El Club terminó 2020 con unos 400 socios y continuó aumentando su cantidad de integrantes en los años siguientes. A la comunidad se sumaron contenidos grabados, grupos de Telegram y Facebook, encuentros presenciales y espacios específicos para quienes invertían en bolsa, inmuebles, criptomonedas u otros negocios.

Pero la comunidad terminó convirtiéndose en algo más que un lugar para hablar de inversiones. Según Rodríguez, dentro del Club se formaron empresas, sociedades, amistades e incluso parejas.

“En las encuestas que hacemos, cuando preguntamos qué es lo mejor del Club, nadie habla de las inversiones. Todo el mundo te dice la comunidad”, aseguró.

El inversor que no aparece en los cursos

La evolución del proyecto también llevó a Rodríguez a cuestionar qué se entiende tradicionalmente por inversión en Uruguay.

Al buscar formación académica en inversiones, encontró cursos centrados en bonos, letras, riesgo y productos financieros, pero prácticamente nada relacionado con comprar una llave de un negocio, poner dinero en una pequeña empresa o financiar un emprendimiento.

“¿Qué pasa con ese inversor que quiere buscar otros rubros?”, se preguntó.

Esa pregunta llevó al Club a acercarse cada vez más al mundo de las pequeñas y medianas empresas. El objetivo pasó a ser conectar a personas que tienen capital con emprendimientos que necesitan inversión para crecer, y también capacitar a los propios empresarios.

Rodríguez sostiene que allí existe una oportunidad enorme. “¿Quién te habla de invertir en el carrito de churros? Nadie”, planteó. Su apuesta es precisamente ir hacia ese espacio que, a su juicio, quedó relegado frente a la popularización de las inversiones bursátiles y las criptomonedas.

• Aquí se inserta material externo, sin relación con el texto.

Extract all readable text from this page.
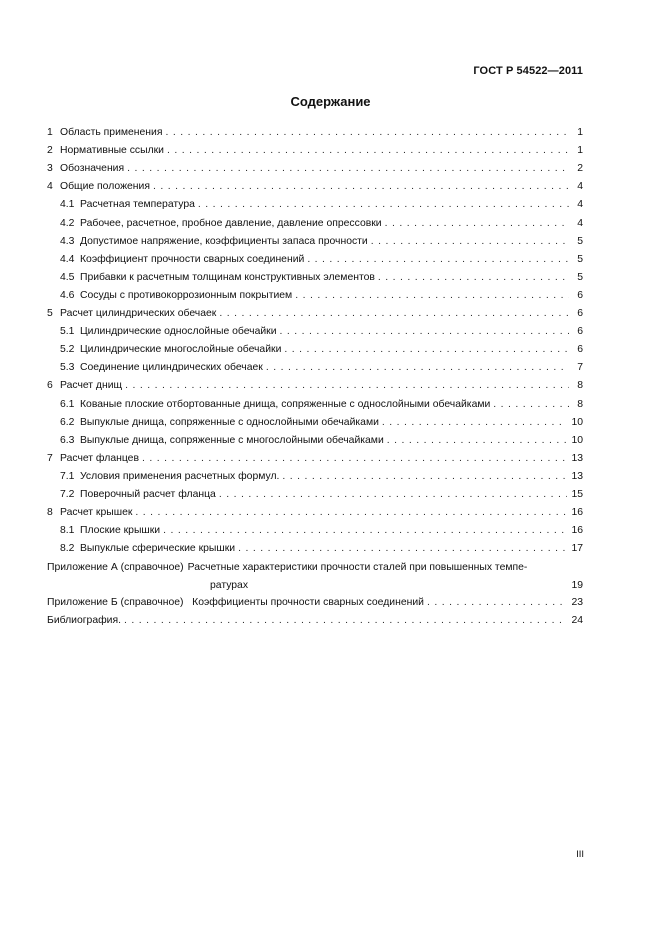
ГОСТ Р 54522—2011
Содержание
1 Область применения . . .	1
2 Нормативные ссылки . . .	1
3 Обозначения . . .	2
4 Общие положения . . .	4
4.1 Расчетная температура . . .	4
4.2 Рабочее, расчетное, пробное давление, давление опрессовки . . .	4
4.3 Допустимое напряжение, коэффициенты запаса прочности . . .	5
4.4 Коэффициент прочности сварных соединений . . .	5
4.5 Прибавки к расчетным толщинам конструктивных элементов . . .	5
4.6 Сосуды с противокоррозионным покрытием . . .	6
5 Расчет цилиндрических обечаек . . .	6
5.1 Цилиндрические однослойные обечайки . . .	6
5.2 Цилиндрические многослойные обечайки . . .	6
5.3 Соединение цилиндрических обечаек . . .	7
6 Расчет днищ . . .	8
6.1 Кованые плоские отбортованные днища, сопряженные с однослойными обечайками . . .	8
6.2 Выпуклые днища, сопряженные с однослойными обечайками . . .	10
6.3 Выпуклые днища, сопряженные с многослойными обечайками . . .	10
7 Расчет фланцев . . .	13
7.1 Условия применения расчетных формул. . . .	13
7.2 Поверочный расчет фланца . . .	15
8 Расчет крышек . . .	16
8.1 Плоские крышки . . .	16
8.2 Выпуклые сферические крышки . . .	17
Приложение А (справочное) Расчетные характеристики прочности сталей при повышенных темпе-
ратурах	19
Приложение Б (справочное) Коэффициенты прочности сварных соединений . . .	23
Библиография. . . .	24
III
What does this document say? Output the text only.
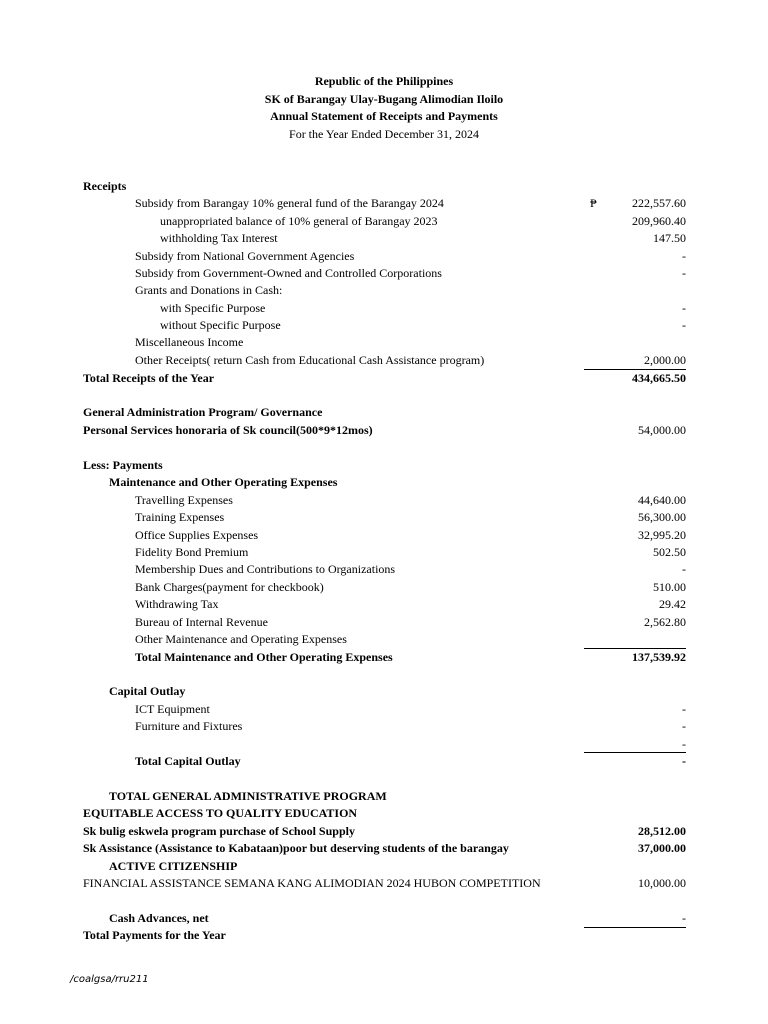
Republic of the Philippines
SK of Barangay Ulay-Bugang Alimodian Iloilo
Annual Statement of Receipts and Payments
For the Year Ended December 31, 2024
Receipts
Subsidy from Barangay 10% general fund of the Barangay 2024	₱	222,557.60
unappropriated balance of 10% general of Barangay 2023	209,960.40
withholding Tax Interest	147.50
Subsidy from National Government Agencies	-
Subsidy from Government-Owned and Controlled Corporations	-
Grants and Donations in Cash:
with Specific Purpose	-
without Specific Purpose	-
Miscellaneous Income
Other Receipts( return Cash from Educational Cash Assistance program)	2,000.00
Total Receipts of the Year	434,665.50
General Administration Program/ Governance
Personal Services honoraria of Sk council(500*9*12mos)	54,000.00
Less: Payments
Maintenance and Other Operating Expenses
Travelling Expenses	44,640.00
Training Expenses	56,300.00
Office Supplies Expenses	32,995.20
Fidelity Bond Premium	502.50
Membership Dues and Contributions to Organizations	-
Bank Charges(payment for checkbook)	510.00
Withdrawing Tax	29.42
Bureau of Internal Revenue	2,562.80
Other Maintenance and Operating Expenses
Total Maintenance and Other Operating Expenses	137,539.92
Capital Outlay
ICT Equipment	-
Furniture and Fixtures	-
-
Total Capital Outlay	-
TOTAL GENERAL ADMINISTRATIVE PROGRAM
EQUITABLE ACCESS TO QUALITY EDUCATION
Sk bulig eskwela program purchase of School Supply	28,512.00
Sk Assistance (Assistance to Kabataan)poor but deserving students of the barangay	37,000.00
ACTIVE CITIZENSHIP
FINANCIAL ASSISTANCE SEMANA KANG ALIMODIAN 2024 HUBON COMPETITION	10,000.00
Cash Advances, net	-
Total Payments for the Year
/coalgsa/rru211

Hoy El Club del Inversor supera los 1.000 socios en Uruguay, de los cuales alrededor de 300 están en el interior. Maldonado es uno de los puntos donde la comunidad adquirió mayor fuerza, con unos 80 integrantes que se reúnen periódicamente.

El modelo que comenzó en aquella peluquería de La Teja también se está intentando replicar en otras ciudades. La idea es que los socios del interior no tengan que trasladarse a Montevideo para aprovechar la comunidad, sino que puedan generar sus propios encuentros locales.

Del Club de Inversores a una comunidad de negocios

Para Rodríguez, el próximo desafío no consiste simplemente en sumar socios. La apuesta pasa por fortalecer la comunidad y acercarla todavía más al universo de las pymes.

El Club obtuvo recientemente un fondo de INEFOP cercano a los 100.000 dólares para desarrollar un proyecto de capacitación dirigido a pequeñas y medianas empresas, con foco en aspectos financieros y digitales.

También trabajan en un nuevo modelo de formación. Rodríguez reconoce que los nuevos integrantes pueden sentirse perdidos al llegar a una comunidad donde otros socios llevan años hablando de inversiones. Por eso proyectan una formación que permita adquirir conocimientos básicos antes de incorporarse plenamente a la comunidad.

El Club podría, de esa manera, evolucionar hacia un modelo en el que un curso de formación sea la puerta de entrada a una comunidad de negocios.

Rodríguez resume su objetivo de largo plazo en una idea que va más allá de las inversiones: “Si mañana me muero, quiero que este proyecto haya dejado una huella”. Y esa huella, asegura, debería estar vinculada a conectar el capital con las pymes uruguayas y ayudar a que más personas entiendan que invertir no necesariamente significa comprar acciones, bonos o un apartamento.